A: $\newcommand{\M}{\mathcal{M}}$
$\newcommand{\ep}{\epsilon}$
I will sketch here a different approach than the one given by Robert's answer. (It is loosely based on Alex's answer). We want to prove that around every point $p \in \M$ there exist a local frame for $\bigwedge^k(T^*\M)$ whose elements are closed and co-closed. 

For the Euclidean metric this is immediate: We have the standard (constant) frame $dx^I=dx^{i_1} \wedge \ldots dx^{i_k} $. Since every metric is locally close to being Euclidean on small neighbourhoods, the idea is to use an approximation argument:

Given a Riemannian metric $g$, we denote the space of $g$-harmonic forms of degree $k$ by $H^k_{g}$.
We view $H^k_{g}$, as a subspace of $\Omega^k(\M)$ which is "changing continuously" with the metric $g$. Suppose $g_{\ep} \to g_0$ in the $C^1$-norm where $g_0$ is the Euclidean metric; Then $H^k_{g_{\ep}} \to H^k_{g_0}$ in the following sense: there exist a family of bases of $H^k_{g_{\ep}}$, which converges to a basis of $H^k_{g_{0}}  $ in $C^1$; this basis of $H^k_{g_{0}}$ forms a local frame for $\bigwedge^k(T^*\M)$. Since being a frame is an open condition, those bases for $H^k_{g_{\ep}}$ are local frames for sufficiently small $\ep$. 
For the full details, see Appendix A in my paper here.
Some more details:
Even though the claim is local, and the approximation scheme is also inspired by a local phenomena, the implementation of the proof is based on a combination of local and global arguments. The reason is that on a closed manifold, being closed and co-closed is equivalent to being harmonic, and the dimension of the space of harmonic forms is a finite number which is a topological invariant of the manifold; it does not depend on the chosen metric. 

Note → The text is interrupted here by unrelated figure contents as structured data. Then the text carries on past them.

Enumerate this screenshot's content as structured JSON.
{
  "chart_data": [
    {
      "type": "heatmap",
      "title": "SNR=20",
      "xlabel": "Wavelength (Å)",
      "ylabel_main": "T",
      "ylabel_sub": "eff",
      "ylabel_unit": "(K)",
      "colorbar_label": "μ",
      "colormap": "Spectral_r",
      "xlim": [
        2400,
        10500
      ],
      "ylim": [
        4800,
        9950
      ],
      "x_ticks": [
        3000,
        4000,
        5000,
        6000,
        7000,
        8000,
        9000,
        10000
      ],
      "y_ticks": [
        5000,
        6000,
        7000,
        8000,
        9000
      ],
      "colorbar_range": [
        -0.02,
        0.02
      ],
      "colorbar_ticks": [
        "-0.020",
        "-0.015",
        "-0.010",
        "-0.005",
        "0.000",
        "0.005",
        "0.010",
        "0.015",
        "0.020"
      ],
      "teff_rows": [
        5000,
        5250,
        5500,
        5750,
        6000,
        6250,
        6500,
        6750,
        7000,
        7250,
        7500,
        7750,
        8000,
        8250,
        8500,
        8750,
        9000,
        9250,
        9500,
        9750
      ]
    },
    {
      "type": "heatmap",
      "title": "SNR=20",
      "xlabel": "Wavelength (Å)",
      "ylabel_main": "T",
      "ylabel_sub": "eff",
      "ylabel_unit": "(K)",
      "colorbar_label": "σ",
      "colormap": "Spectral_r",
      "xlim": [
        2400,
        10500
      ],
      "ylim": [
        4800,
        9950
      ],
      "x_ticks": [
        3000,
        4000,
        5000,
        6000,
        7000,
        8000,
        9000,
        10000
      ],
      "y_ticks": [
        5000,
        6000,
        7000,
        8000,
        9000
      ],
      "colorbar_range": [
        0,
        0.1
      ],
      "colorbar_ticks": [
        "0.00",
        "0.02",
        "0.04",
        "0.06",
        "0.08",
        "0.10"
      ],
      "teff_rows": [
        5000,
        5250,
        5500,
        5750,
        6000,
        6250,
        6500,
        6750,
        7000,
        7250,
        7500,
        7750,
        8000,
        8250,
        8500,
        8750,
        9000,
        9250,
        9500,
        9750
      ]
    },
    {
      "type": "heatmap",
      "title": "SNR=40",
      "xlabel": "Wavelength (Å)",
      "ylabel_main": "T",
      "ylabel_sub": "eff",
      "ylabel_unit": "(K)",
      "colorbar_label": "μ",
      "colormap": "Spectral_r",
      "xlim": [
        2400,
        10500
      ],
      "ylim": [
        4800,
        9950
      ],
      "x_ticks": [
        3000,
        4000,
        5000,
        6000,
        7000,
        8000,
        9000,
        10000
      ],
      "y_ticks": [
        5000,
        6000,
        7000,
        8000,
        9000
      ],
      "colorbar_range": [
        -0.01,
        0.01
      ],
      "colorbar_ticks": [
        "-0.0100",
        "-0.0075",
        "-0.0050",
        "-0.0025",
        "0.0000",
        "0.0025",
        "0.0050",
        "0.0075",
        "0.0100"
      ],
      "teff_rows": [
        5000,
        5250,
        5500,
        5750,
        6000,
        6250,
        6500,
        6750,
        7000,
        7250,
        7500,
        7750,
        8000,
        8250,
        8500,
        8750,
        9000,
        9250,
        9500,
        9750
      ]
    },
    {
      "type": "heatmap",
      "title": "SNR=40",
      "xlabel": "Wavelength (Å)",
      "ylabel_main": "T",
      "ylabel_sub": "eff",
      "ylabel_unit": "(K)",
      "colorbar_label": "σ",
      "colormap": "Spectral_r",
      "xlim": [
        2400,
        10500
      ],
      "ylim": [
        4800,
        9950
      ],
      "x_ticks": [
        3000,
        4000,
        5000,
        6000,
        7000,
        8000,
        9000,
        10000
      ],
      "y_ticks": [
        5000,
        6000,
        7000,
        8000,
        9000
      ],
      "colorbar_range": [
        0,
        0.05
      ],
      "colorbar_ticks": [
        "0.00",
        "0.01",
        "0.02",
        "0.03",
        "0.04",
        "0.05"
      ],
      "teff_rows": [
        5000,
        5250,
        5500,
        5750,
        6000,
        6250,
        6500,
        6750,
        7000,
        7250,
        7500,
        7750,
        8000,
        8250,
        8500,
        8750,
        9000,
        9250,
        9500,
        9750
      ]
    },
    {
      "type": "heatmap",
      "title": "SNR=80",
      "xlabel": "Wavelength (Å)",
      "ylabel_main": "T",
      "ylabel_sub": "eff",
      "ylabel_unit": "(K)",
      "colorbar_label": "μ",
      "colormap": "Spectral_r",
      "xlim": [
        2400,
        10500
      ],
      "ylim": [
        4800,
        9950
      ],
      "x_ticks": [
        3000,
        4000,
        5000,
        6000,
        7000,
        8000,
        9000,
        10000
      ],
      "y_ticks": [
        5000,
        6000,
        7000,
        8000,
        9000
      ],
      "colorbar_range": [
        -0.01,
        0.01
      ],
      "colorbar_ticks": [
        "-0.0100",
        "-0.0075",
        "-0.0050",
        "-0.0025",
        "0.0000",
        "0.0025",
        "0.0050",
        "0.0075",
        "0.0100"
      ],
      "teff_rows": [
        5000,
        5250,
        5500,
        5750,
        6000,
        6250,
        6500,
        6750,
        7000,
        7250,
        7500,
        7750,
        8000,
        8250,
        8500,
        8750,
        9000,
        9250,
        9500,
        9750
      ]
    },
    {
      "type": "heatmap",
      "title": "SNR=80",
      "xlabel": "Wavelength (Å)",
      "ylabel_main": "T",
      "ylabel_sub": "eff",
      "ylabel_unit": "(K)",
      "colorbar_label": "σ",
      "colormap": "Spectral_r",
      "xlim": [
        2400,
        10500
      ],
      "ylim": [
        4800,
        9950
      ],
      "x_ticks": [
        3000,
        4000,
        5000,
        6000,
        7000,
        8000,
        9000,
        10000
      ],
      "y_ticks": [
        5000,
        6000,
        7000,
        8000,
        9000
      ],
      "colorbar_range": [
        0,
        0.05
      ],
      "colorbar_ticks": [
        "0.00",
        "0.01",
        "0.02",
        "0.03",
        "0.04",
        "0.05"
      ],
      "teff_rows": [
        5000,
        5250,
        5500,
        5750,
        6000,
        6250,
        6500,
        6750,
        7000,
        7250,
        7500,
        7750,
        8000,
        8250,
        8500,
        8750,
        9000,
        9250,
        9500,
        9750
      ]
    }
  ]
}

Thus, given a family of metrics $g_{\ep} \to g_0$ on a closed manifold $\M$, we consider the behaviour of the finite-dimensional subspaces $H^k_{g_{\ep}}$ (all of the same dimension) as $\ep \to 0$.
That is, we look at the map $g \to H^k_{g}=\ker \Delta_g$. It turns out that this map is continuous in some appropriate sense; this relies on a certain "stability property of kernels of linear operators". It turns out that a crucial factor in the existence of such a stability phenomenon is the assumption that all the kernels have the same finite dimension. The convergence of kernels does not always hold when the dimensions are not equal or infinite.